The target can point to any DataArray or Dataset that contains the specified
coordinate, simply by calling the target with the Dataset/DataArray as an
argument. When you construct a target without specifying a coordinate, the
target data will be the Dataset/DataArray itself.

The Target object can be used as a target for a wrapped estimator in accordance
with sklearn's usual syntax:

.. doctest::

    >>> wrapper = wrap(LogisticRegression())
    >>> wrapper.fit(X, y) # doctest:+ELLIPSIS
    EstimatorWrapper(...)
    >>> wrapper.score(X, y)
    1.0

.. note::
    You don't have to assign the Target to any data, the wrapper's fit method
    will automatically call ``y(X)``.

Pre-processing
--------------

In some cases, it is necessary to pre-process the coordinate before it can be
used as a target.
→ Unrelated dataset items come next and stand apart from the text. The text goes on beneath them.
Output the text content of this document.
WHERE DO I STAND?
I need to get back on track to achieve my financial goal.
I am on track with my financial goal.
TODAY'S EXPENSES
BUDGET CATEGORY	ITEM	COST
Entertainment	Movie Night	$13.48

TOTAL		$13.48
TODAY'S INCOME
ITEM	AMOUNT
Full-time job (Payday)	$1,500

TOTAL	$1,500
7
For this, the constructor takes a ``transform_func`` parameter
which can be used with the ``fit_transform`` method of transformers in
``sklearn.preprocessing`` (and also any other object implementing the sklearn
transformer interface):

.. doctest::

    >>> from sklearn.neural_network import MLPClassifier
    >>> from sklearn.preprocessing import LabelBinarizer
    >>>
    >>> y = Target(coord='digit', transform_func=LabelBinarizer().fit_transform)(X)
    >>> wrapper = wrap(MLPClassifier())
    >>> wrapper.fit(X, y) # doctest:+ELLIPSIS
    EstimatorWrapper(...)

Indexing
--------

A :py:class:`Target` object can be indexed in the same way as the underlying
coordinate and interfaces with ``numpy`` by providing an ``__array__``
attribute which returns ``numpy.array()`` of the (transformed) coordinate.
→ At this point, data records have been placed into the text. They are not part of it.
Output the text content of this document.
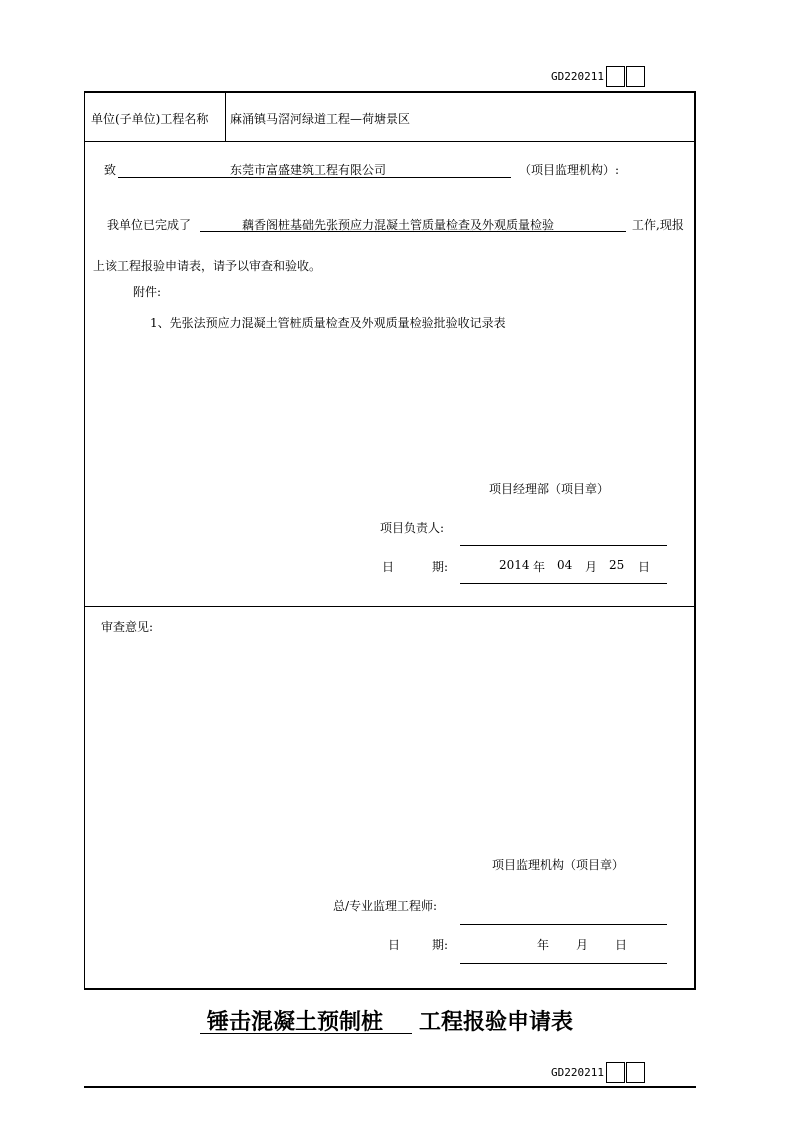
GD220211
单位(子单位)工程名称 麻涌镇马滘河绿道工程—荷塘景区
致	东莞市富盛建筑工程有限公司	（项目监理机构）:
我单位已完成了	藕香阁桩基础先张预应力混凝土管质量检查及外观质量检验	工作,现报
上该工程报验申请表，请予以审查和验收。
附件:
1、先张法预应力混凝土管桩质量检查及外观质量检验批验收记录表
项目经理部（项目章）
项目负责人:
日	期:	2014 年 04 月 25 日
审查意见:
项目监理机构（项目章）
总/专业监理工程师:
日	期:	年 月 日
锤击混凝土预制桩 工程报验申请表
GD220211
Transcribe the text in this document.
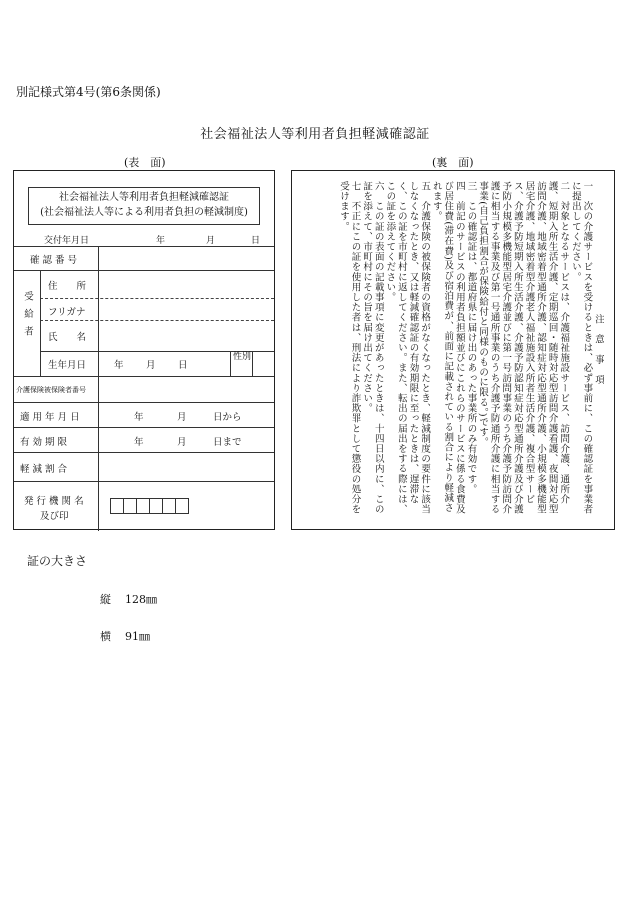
別記様式第4号(第6条関係)
社会福祉法人等利用者負担軽減確認証
(表　面)	(裏　面)
社会福祉法人等利用者負担軽減確認証
(社会福祉法人等による利用者負担の軽減制度)
交付年月日	年	月	日
確 認 番 号
受給者
住　　所
フリガナ
氏　　名
生年月日	年 月 日
性別
介護保険被保険者番号
適 用 年 月 日	年	月	日から
有 効 期 限	年	月	日まで
軽 減 割 合
発 行 機 関 名
及び印
注　意　事　項
一　次の介護サービスを受けるときは、必ず事前に、この確認証を事業者に提出してください。
二　対象となるサービスは、介護福祉施設サービス、訪問介護、通所介護、短期入所生活介護、定期巡回・随時対応型訪問介護看護、夜間対応型訪問介護、地域密着型通所介護、認知症対応型通所介護、小規模多機能型居宅介護、地域密着型介護老人福祉施設入所者生活介護、複合型サービス、介護予防短期入所生活介護、介護予防認知症対応型通所介護及び介護予防小規模多機能型居宅介護並びに第一号訪問事業のうち介護予防訪問介護に相当する事業及び第一号通所事業のうち介護予防通所介護に相当する事業(自己負担割合が保険給付と同様のものに限る。)です。
三　この確認証は、都道府県に届け出のあった事業所のみ有効です。
四　前記のサービスの利用者負担額並びにこれらのサービスに係る食費及び居住費(滞在費)及び宿泊費が、前面に記載されている割合により軽減されます。
五　介護保険の被保険者の資格がなくなったとき、軽減制度の要件に該当しなくなったとき、又は軽減確認証の有効期限に至ったときは、遅滞なく、この証を市町村に返してください。また、転出の届出をする際には、この証を添えてください。
六　この証の表面の記載事項に変更があったときは、十四日以内に、この証を添えて、市町村にその旨を届け出てください。
七　不正にこの証を使用した者は、刑法により詐欺罪として懲役の処分を受けます。
証の大きさ
縦 128㎜
横 91㎜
Multi-dimensional coordinates
-----------------------------

In some cases, the target coordinates span multiple dimensions, but the
transformer expects a lower-dimensional input. With  the ``dim`` parameter of
the :py:class:`Target` class you can specify which of the dimensions to keep.
You can also specify the callable ``reduce_func`` to perform the reduction of
the other dimensions (e.g. ``numpy.mean``). Otherwise, the coordinate will
be reduced to the first element along each dimension that is not ``dim``.


Lazy evaluation
---------------

When you construct a target with a transformer and ``lazy=True``, the
transformation will only be performed when the target's data is actually
accessed. This can significantly improve performance when working with large
datasets in a pipeline, because the target is assigned in each step of the
pipeline.

.. note::
    When you index a target with lazy evaluation, the transformation is
    performed regardless of whether ``lazy`` was set.